Capacity for Indigenous-led social change grows with announcement of fifth Atlantic Scholars for Social Equity Cohort


As the global community faces serious challenges, including climate change, ecological collapse, and increasing geopolitical and economic uncertainties, the Atlantic Fellows for Social Equity program is an important avenue for mobilizing Indigenous knowledge and experiences. in order to find solutions.

18 Scholars from Aotearoa, New Zealand and Australia have been selected for the fifth cohort of Atlantic Scholars for Social Equity (AFSE) since the inception of the Indigenous-led Social Equity Program at the University of Melbourne in 2016 in partnership with the University of Auckland.

New scholars come from a variety of backgrounds and sectors, including community, health, education, finance, and the arts. These passionate and intelligent social changemakers join the program with a track record of significant engagement with Indigenous communities in the Pacific region.

The AFSE program focuses on Indigenous agency, self-determination and capacity building, recognizing the resilience and depth of Indigenous knowledge, cultures and histories. The 2023 cohort includes 12 fellows in Australia and 6 in Aotearoa and is unique in providing cross-cultural exchange opportunities between Aboriginal and Torres Strait Islander, Maori and Pacific Islander First Nations.

Scholars will soon begin their foundation year, where they will develop a social change project and complete a postgraduate qualification in social change leadership through the Melbourne Graduate School of Education.

Upon graduation, they join an ongoing global network of Atlantic Scholars who share a common goal: to advance fairer, healthier, and more inclusive societies. AFSE is one of seven Atlantic Scholars programs internationally, each of which focuses on improving equity in a particular area.

Dr Melinda Webber, (Ngāti Whakaue, Ngāpuhi, Ngāti Kahu) Vice Dean and Professor – Te Puna Wānanga / School of Maori and Indigenous Education with PVC Māori Associate Professor Te Kawehau Hoskins says

“The Principals of the University of Auckland, Professor Melinda Webber and PVC Māori Te Kawehau Hoskins, are delighted to work alongside this new cohort of Maori and Pacific social change makers from Aotearoa.

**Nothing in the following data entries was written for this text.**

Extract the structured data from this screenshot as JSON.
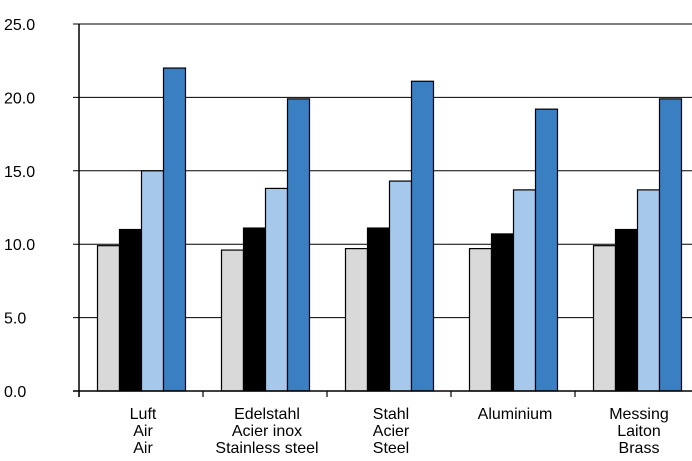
{
  "chart_data": {
    "type": "bar",
    "title": "",
    "xlabel": "",
    "ylabel": "",
    "ylim": [
      0,
      25
    ],
    "yticks": [
      "0.0",
      "5.0",
      "10.0",
      "15.0",
      "20.0",
      "25.0"
    ],
    "grid": true,
    "legend": "none",
    "categories": [
      [
        "Luft",
        "Air",
        "Air"
      ],
      [
        "Edelstahl",
        "Acier inox",
        "Stainless steel"
      ],
      [
        "Stahl",
        "Acier",
        "Steel"
      ],
      [
        "Aluminium"
      ],
      [
        "Messing",
        "Laiton",
        "Brass"
      ]
    ],
    "series": [
      {
        "color": "#d9d9d9",
        "values": [
          9.9,
          9.6,
          9.7,
          9.7,
          9.9
        ]
      },
      {
        "color": "#000000",
        "values": [
          11.0,
          11.1,
          11.1,
          10.7,
          11.0
        ]
      },
      {
        "color": "#a6c8ea",
        "values": [
          15.0,
          13.8,
          14.3,
          13.7,
          13.7
        ]
      },
      {
        "color": "#3a7fc1",
        "values": [
          22.0,
          19.9,
          21.1,
          19.2,
          19.9
        ]
      }
    ]
  }
}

They are already making changes in their communities, and the Atlantic Fellows for Social Equity program will allow them to expand their networks and amplify their important work.

Professor Elizabeth McKinley, Executive Director of AFSE and Professor of Indigenous Education at the Melbourne Graduate School of Education, said the program builds capacity for Indigenous-led social change and leadership, and passes that leadership on to the community. global community.

“The Atlantic Fellows for Social Equity are changing the discourse on Indigenous peoples, not just in Australia and Aotearoa, but around the world. We deserve a place at the decision-making table for our people and our future. Many have had no say in the matters that concern us, but we are in the best position to bring about the necessary changes to our communities after the disruption of colonization.

2023 Fellow Quotes

“My dream is to live in a world where we value Indigenous ways of thinking, knowing and doing. I seek to build Indigenous capacity and use platforms to elevate Indigenous art and culture. In doing so, I want to refocus our place in the world and bring about systemic change.

Jade Hadfield | Ngāti Kahungunu ki Heretaunga, Ngāti Whātua ki Kaipara (Aotearoa/ New Zealand)

“The key to our healing lies in our own cultural practices and methodologies directed and designed by us for us. Self-determination in how we heal from past and current traumas of colonization is key to addressing our health inequalities in our own way.

Destiny Powell | Gangulu woman from the Duaringa region of west central Queensland

Find out more about the AFSE 2023 scholarship holders

About Atlantic Fellows for Social Equity

The Atlantic Fellows for Social Equity (AFSE) is a life-changing cross-cultural scholarship for Indigenous social equity in Australia, Aotearoa and the Pacific Rim. We work for Indigenous-led social change to harness the collective strength, resilience, knowledge and understanding that Indigenous peoples bring to the world.

AFSE was established at the University of Melbourne in 2016 with funding from Atlantic Philanthropies, a foundation created by philanthropist Chuck Feeney. It is one of seven interconnected global programs of Atlantic Scholars around the world.

Under the AFSE programme, scholars from Australia and Aotearoa complete a preparatory year during which they develop a project for social change and obtain a postgraduate qualification. Upon completion, Scholars graduate into the global Atlantic Lifetime Scholars community. For 20 years, the program will promote Indigenous social equity by maximizing the impact of hundreds of social changemakers and connecting them with thousands of peers around the world.